Battalion’s ‘tontine’ adds friendly competition to annual reunions

  • Members of the 2nd Battalion of the 104th Massachusetts Infantry Regiment gathered at the Millers Falls Rod & Gun Club on Saturday for their annual reunion. STAFF PHOTO/CHRIS LARABEE

  • Jim Wile created the 2nd Battalion of the 104th Massachusetts Infantry Regiment’s “tontine,” which is a friendly survivor’s competition that encourages members of the regiment to attend annual reunions. STAFF PHOTO/CHRIS LARABEE

Staff Writer
Published: 9/26/2021 3:52:12 PM

TURNERS FALLS — The 2nd Battalion of the 104th Massachusetts Infantry Regiment hosts a reunion once a year around the region to check in on old friends and tell stories, all while participating in a friendly competition known as a tontine.

What’s a tontine you may ask?

One member of the regiment described it as a “last man survivors’ club.” Each member of the regiment pays their dues each year and the last five members of the regiment left living will split the money from the dues and the treasury.

Jim Wile, who joined the National Guard regiment in 1978 and rose to the rank of sergeant major, started the tontine in 1993, a year after the 2nd Battalion was retired and consolidated with the 1st Battalion.

“I came up with the idea and passed it along,” Wile said during Saturday’s reunion at the Millers Falls Rod & Gun Club. “We try to have a reunion every year.”

Wile said the rules are simple: it cost $1 to join when the tontine started, and from that point on, it’s $2 in dues each year. Infantry members must also attend five reunions in a decade to remain in the tontine. The catch, Wile said, is there are no reminders when dues need to be paid.

“Unless you ask, we don’t tell you,” Wile said. “It’s on you to remember.”

Those eliminated from the tontine are still warmly welcomed at the reunions, but once you’re out of the money, you’re out for good.

Wile said the competition began with 213 members and it is now down to 43. He added some people lost interest after the first few years and others left the area.

“There was a big drop off in the last few years,” Wile said. “Some people moved on and other people passed on.”

Instead of going down to the last man, Wile decided there will be five winners and they can claim the money once they complete a ceremonial process to honor the “Army of the Berkshires,” the nickname given to the battalion as it covered all of Western Massachusetts.

“They have to go to the site of each site of the National Guard and toast the memory of their fellow soldiers,” Wile said. “They can do it with water or champagne.”

Wile said the tontine provides a little extra incentive to get all the guys together and reflect on their time — and maybe add some exaggerated details to their stories in the process.

“It’s a great time to get to get together and embellish on all the lies,” Wile joked. “We worked hard together. ... We remember mostly the good times. ”

The 2nd Battalion of the 104th Massachusetts Infantry Regiment traces its roots back to the 1600s as one of the oldest components of the U.S. Armed Forces. The battalion served the nation from colonial times, through the American Revolution and eventually to peacekeeping operations in Bosnia in the 1990s (under the 1st Battalion’s banner), according the Massachusetts National Guard’s website.

The battalion reunites every year across Western Massachusetts in cities and towns like Chicopee, Pittsfield and Adams. Wile said they “gave everyone a pass” last year because COVID forced the reunion to be canceled. The reunions consist of social time for the guys to reconnect, have a meal, and a brief meeting to discuss regiment business.

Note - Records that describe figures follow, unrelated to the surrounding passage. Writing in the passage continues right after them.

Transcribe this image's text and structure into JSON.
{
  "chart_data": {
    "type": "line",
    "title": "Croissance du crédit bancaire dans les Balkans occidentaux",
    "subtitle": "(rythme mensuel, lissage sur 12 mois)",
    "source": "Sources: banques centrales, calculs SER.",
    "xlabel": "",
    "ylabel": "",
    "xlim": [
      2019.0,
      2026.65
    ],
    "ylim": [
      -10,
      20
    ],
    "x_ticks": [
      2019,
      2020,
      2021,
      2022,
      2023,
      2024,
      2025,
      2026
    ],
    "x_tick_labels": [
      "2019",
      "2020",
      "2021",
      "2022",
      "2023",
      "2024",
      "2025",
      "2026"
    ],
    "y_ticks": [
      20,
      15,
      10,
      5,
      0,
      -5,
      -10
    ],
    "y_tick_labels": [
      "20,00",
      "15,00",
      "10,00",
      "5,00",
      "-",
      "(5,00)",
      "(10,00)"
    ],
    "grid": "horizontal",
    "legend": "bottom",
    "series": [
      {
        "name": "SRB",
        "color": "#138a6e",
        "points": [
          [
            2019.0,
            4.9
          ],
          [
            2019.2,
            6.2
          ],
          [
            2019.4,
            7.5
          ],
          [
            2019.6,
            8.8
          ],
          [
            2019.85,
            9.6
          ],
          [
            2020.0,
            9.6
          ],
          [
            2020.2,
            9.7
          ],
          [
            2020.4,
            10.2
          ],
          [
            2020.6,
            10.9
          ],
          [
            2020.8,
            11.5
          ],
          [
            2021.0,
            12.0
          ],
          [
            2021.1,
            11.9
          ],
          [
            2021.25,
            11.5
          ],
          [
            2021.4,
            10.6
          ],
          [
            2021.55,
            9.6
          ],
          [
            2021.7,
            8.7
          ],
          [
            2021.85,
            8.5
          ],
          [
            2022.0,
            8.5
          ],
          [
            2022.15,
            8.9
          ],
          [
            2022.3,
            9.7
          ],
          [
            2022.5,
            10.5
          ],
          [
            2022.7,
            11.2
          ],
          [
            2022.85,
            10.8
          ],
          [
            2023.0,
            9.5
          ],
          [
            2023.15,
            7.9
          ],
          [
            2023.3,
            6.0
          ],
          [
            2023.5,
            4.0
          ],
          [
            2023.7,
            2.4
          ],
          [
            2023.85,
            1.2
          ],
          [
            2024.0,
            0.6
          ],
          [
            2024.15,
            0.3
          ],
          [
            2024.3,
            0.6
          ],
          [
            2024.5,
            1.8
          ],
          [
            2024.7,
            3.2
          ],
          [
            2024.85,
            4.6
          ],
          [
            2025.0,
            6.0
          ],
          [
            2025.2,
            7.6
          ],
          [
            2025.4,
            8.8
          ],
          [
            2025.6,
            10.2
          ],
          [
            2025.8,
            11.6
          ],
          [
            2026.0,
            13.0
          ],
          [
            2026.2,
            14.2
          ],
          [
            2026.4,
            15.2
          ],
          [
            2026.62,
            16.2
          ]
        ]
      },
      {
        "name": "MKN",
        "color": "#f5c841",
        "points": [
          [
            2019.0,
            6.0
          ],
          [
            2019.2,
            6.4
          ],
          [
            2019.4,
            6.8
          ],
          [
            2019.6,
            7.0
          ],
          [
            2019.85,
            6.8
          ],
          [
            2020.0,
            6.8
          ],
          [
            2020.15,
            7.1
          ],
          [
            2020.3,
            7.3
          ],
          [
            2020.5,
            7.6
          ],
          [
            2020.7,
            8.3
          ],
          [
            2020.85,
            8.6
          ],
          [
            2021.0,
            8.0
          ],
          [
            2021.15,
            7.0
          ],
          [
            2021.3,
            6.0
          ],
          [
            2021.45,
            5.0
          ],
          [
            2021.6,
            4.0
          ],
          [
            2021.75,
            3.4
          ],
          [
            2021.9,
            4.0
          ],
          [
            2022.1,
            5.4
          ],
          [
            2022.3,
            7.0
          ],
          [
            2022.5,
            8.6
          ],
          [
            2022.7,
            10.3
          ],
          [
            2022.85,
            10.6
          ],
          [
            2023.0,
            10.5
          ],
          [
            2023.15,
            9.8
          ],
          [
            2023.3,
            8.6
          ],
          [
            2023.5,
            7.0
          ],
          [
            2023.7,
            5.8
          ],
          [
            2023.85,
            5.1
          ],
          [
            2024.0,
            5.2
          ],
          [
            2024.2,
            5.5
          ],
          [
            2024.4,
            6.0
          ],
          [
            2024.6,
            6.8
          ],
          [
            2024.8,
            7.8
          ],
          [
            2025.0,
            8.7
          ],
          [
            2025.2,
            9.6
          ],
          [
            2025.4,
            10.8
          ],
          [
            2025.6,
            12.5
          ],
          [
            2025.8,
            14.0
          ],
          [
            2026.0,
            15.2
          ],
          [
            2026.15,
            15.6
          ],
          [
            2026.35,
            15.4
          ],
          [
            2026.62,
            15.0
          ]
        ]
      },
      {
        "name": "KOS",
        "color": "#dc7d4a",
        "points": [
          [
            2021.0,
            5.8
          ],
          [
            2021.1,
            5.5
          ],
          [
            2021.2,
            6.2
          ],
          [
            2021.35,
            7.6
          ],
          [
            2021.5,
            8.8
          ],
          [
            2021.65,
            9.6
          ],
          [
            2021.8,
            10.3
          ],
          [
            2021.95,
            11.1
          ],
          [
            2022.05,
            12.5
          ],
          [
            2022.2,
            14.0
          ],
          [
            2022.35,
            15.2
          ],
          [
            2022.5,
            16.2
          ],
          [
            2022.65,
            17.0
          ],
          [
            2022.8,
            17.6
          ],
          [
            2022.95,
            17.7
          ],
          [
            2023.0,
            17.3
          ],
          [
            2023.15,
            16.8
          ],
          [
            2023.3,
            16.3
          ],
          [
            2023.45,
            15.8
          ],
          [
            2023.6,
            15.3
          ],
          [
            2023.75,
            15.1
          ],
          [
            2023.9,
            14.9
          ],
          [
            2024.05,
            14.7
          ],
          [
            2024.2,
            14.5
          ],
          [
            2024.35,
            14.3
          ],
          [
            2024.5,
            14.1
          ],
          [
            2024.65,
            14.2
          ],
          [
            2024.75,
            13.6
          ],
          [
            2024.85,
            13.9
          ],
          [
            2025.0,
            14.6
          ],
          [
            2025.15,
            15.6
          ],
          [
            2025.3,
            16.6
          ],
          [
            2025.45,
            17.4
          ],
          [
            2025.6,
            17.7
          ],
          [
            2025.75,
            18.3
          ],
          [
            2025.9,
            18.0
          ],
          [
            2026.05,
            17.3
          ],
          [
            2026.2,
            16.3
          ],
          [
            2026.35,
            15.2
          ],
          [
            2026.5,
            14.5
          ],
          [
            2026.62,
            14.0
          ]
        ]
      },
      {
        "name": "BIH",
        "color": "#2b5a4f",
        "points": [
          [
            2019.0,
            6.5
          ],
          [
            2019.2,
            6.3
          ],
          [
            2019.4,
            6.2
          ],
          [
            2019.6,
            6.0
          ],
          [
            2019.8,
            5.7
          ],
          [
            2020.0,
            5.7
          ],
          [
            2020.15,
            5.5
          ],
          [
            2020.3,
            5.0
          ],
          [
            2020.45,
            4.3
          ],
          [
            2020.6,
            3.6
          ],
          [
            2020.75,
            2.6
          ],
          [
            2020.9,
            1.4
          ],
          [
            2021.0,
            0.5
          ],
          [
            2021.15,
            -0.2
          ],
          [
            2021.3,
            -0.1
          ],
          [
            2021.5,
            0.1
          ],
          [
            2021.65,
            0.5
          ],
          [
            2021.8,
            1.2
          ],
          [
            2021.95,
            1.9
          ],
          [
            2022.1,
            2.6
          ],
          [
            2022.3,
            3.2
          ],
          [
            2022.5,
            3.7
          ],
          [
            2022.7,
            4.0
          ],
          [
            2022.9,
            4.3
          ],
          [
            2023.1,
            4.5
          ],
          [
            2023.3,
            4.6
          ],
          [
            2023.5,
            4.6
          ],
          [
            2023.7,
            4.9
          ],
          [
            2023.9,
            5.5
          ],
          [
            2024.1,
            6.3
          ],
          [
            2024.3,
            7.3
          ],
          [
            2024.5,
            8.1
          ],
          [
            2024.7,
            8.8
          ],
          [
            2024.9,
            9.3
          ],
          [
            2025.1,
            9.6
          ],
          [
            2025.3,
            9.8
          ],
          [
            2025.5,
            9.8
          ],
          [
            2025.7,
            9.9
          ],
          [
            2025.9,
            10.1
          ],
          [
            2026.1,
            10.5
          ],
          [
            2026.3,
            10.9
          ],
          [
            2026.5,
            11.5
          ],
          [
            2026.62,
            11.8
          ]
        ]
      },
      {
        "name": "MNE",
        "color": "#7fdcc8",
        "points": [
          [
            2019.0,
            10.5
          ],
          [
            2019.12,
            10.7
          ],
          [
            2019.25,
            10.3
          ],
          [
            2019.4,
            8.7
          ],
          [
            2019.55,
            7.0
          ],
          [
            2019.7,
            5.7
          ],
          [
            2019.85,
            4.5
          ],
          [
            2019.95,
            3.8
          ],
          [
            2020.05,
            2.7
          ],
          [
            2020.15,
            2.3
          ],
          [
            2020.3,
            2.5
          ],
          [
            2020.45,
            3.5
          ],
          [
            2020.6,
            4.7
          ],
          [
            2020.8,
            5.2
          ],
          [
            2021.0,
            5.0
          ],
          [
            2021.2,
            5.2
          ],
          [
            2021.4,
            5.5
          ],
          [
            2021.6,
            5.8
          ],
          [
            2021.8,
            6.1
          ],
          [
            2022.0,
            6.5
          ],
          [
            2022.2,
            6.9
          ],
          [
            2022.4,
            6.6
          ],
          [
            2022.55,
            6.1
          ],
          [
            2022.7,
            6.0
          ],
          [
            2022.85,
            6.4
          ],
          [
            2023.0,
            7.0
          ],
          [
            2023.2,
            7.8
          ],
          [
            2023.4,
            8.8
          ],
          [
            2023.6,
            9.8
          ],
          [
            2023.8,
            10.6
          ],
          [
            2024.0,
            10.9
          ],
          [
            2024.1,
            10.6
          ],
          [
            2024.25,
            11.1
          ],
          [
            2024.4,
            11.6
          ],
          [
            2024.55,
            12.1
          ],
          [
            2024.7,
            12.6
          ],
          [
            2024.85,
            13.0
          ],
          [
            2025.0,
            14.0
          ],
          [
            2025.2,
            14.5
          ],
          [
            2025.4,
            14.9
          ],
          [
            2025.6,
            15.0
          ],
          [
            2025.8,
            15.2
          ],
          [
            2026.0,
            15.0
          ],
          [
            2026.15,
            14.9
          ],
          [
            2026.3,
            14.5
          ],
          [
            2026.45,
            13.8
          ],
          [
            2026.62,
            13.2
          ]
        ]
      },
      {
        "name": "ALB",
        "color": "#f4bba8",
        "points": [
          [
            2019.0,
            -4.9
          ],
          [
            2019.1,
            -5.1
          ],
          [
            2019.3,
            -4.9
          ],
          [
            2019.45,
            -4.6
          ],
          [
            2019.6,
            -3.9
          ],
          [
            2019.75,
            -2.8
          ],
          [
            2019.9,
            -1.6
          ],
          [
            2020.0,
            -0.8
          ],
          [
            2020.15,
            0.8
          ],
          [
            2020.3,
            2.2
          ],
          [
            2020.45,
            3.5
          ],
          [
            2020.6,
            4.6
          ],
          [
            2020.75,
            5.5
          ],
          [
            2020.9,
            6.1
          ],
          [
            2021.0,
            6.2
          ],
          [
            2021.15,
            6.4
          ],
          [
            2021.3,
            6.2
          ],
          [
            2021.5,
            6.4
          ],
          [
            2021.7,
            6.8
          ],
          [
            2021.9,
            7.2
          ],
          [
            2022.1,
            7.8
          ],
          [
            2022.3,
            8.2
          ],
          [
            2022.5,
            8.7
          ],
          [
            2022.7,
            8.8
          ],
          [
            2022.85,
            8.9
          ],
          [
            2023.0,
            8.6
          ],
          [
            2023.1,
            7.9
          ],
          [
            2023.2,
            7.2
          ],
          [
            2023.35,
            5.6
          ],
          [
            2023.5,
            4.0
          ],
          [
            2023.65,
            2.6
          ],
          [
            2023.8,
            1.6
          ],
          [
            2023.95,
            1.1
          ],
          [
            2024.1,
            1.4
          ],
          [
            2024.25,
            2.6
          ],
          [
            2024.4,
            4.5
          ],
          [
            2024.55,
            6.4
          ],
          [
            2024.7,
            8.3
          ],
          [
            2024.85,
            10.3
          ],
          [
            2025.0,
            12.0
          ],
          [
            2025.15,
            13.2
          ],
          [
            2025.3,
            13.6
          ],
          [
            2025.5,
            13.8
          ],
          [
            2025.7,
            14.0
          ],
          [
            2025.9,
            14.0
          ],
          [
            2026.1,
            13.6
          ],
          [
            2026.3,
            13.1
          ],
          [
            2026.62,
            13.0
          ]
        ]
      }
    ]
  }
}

Fellow battalion member Joe Coll, who served until 1999, said they “were a great infantry unit.”

“It was fun representing Western Mass.,” Coll said. “It’s just great getting together.”

Coll said the tontine is a great way to encourage people to attend the reunion and joked he was lucky he joined the battalion later than the other members.

“I’m one of the youngest members here,” Coll joked. “There’s a lot of good guys.”

John Moran, who joined the battalion in 1971, said the tontine “is a good excuse” to get everyone under the same roof again. Much like Wile, Moran said he loves hearing how people embellish their stories each time, despite them all serving together.

“We talk about the good times,” Moran said. “The war stories get better every year.”